Last week I tried to explain the dilemma we are all in in the economy, especially about people hiring. It’s all over the news. In fact the headline in today’s paper was “One in Six People are Out of Work.” I don’t know how true that is or isn’t, but I guarantee you if you read that, and you are looking for a job you are totally depressed. If you’re a manager in a company, you’re thinking “All of those companies that are laying off, something must be going on. I sure as heck shouldn’t expand. In fact, I lost one of my customers the other day. Maybe things are really bad!”
The government hasn’t done us any favors by basically “shutting the country down.” It has encouraged doubt, uncertainty and fear. Think about it objectively. You have been basically told to stay in your house, you can’t go to church (but the abortion centers are open as well as the liquor stores as well as the marijuana dispensaries if your state allows that.) So, the government won’t let you pray together but they’ll let you kill babies and get stoned.
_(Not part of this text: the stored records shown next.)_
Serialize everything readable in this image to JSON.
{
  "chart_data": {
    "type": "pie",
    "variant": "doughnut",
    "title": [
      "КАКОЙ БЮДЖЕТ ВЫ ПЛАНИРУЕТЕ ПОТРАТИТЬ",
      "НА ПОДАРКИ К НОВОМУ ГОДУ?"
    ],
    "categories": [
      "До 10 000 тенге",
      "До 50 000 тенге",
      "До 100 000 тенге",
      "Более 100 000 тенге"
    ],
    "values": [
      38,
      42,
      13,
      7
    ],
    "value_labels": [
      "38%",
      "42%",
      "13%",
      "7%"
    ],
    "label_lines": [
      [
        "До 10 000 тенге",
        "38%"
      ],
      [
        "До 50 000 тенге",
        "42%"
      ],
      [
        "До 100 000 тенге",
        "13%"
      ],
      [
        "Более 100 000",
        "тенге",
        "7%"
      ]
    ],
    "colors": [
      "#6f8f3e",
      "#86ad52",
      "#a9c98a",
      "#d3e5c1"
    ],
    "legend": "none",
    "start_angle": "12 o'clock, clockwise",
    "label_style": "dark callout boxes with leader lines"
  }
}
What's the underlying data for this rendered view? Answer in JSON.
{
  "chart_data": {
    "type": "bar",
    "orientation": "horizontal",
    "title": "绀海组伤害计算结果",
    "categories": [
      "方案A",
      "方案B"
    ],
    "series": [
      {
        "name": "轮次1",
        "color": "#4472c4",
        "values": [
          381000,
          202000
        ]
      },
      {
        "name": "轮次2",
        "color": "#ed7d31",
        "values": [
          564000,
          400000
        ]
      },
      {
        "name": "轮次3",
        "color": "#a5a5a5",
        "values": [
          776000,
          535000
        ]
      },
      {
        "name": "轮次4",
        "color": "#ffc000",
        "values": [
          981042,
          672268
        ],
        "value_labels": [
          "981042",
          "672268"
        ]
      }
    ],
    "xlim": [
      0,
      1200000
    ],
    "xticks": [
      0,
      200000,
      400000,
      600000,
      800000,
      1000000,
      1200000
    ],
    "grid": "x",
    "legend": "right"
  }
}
Think about how the government is trying to control your life. Now most of us think it’s for the better. But if you objectively think about it, you should probably think again. But I digress.
Until our social norms become more normal or even more reliable, most employers are going to be afraid of hiring. This could go on for weeks or months. The doubt, uncertainty and fear of the social norms carry over into business. Let’s face it, it’s easier to be fearful than it is to be courageous and bold.
Lots of hiring authorities cut back on people because they were afraid. Many of them overdid it and are going to find out really quickly that they really need to hire some of those people back or hire others. I talked to four people this week who were “furloughed” by their company and wouldn’t even consider going back if they had an alternative. That’s why they called me. “Tony, if you can find me a better job or even as good of one, I don’t have any problem leaving these guys at all.”
Now, most employers are going to be afraid for some time to hire. They’re going to say, “Well, we’re waiting to see what happens.” They’re scared. Their customers are telling them that they’re scared too and they are not hiring. As you can see, this kind of attitude snowballs.
If you are a candidate looking for a job, you’ve got to approach a perspective hiring authority with the idea of, “Look, I know you may not desperately need to hire somebody right now, but soon you will and I need to be the guy or gal you talk to. I can give you plenty of good reasons of why you want to hire me whenever you are ready. I know you don’t have an opening now but you will.” Now, I know this takes real guts and you’re only going to get one out of every 10 people to agree to simply interview you. Remember you’re not trying to sell them on hiring you today…although that might happen. Remember, you are selling a date, not marriage.
I might have mentioned it a couple weeks ago, but one of my candidates agreed to go to work for my client on a straight commission basis for the first month just so they could see how hard she worked. She made them a deal that was really hard to pass up. And, in order to get hired now, candidates may have to make “the deal you can’t refuse.”
I had one of my clients tell me this week that he knew recession was going to come along. Really? Of course, somewhere down the line a recession’s going to come along and now were here. Okay! I’m here to tell you that there’s going to be an expansion of business…somewhere down the line. And that will be followed by another recession somewhere down the line. It’s all stupid.
Here is the point. If you’re a candidate looking for a job, you have to talk to lots and lots and lots and lots of prospective employers. You got to give them really good reasons why they ought to hire you. Maybe they’ll hire you today, maybe they will try to hire you six months from now and maybe they never will. But sitting around acting scared isn’t going to get you a job. If you make a good enough impression on a prospective employer, even when they’re not looking to hire somebody, they may very well remember you when they are ready to hire. I had a candidate a number of years ago who went to work for a company I referred him to…. seven years later.
If you’re a hiring authority, interview good candidates; you never know when you’re going to need them. In fact, you should always be interviewing good candidates, whether you need them or not.
We have to all quit acting afraid. Okay, times are difficult and times are challenging, but the sooner we wake up as individuals and go try to do something about our situation the sooner we will dig out of the malaise we’re in.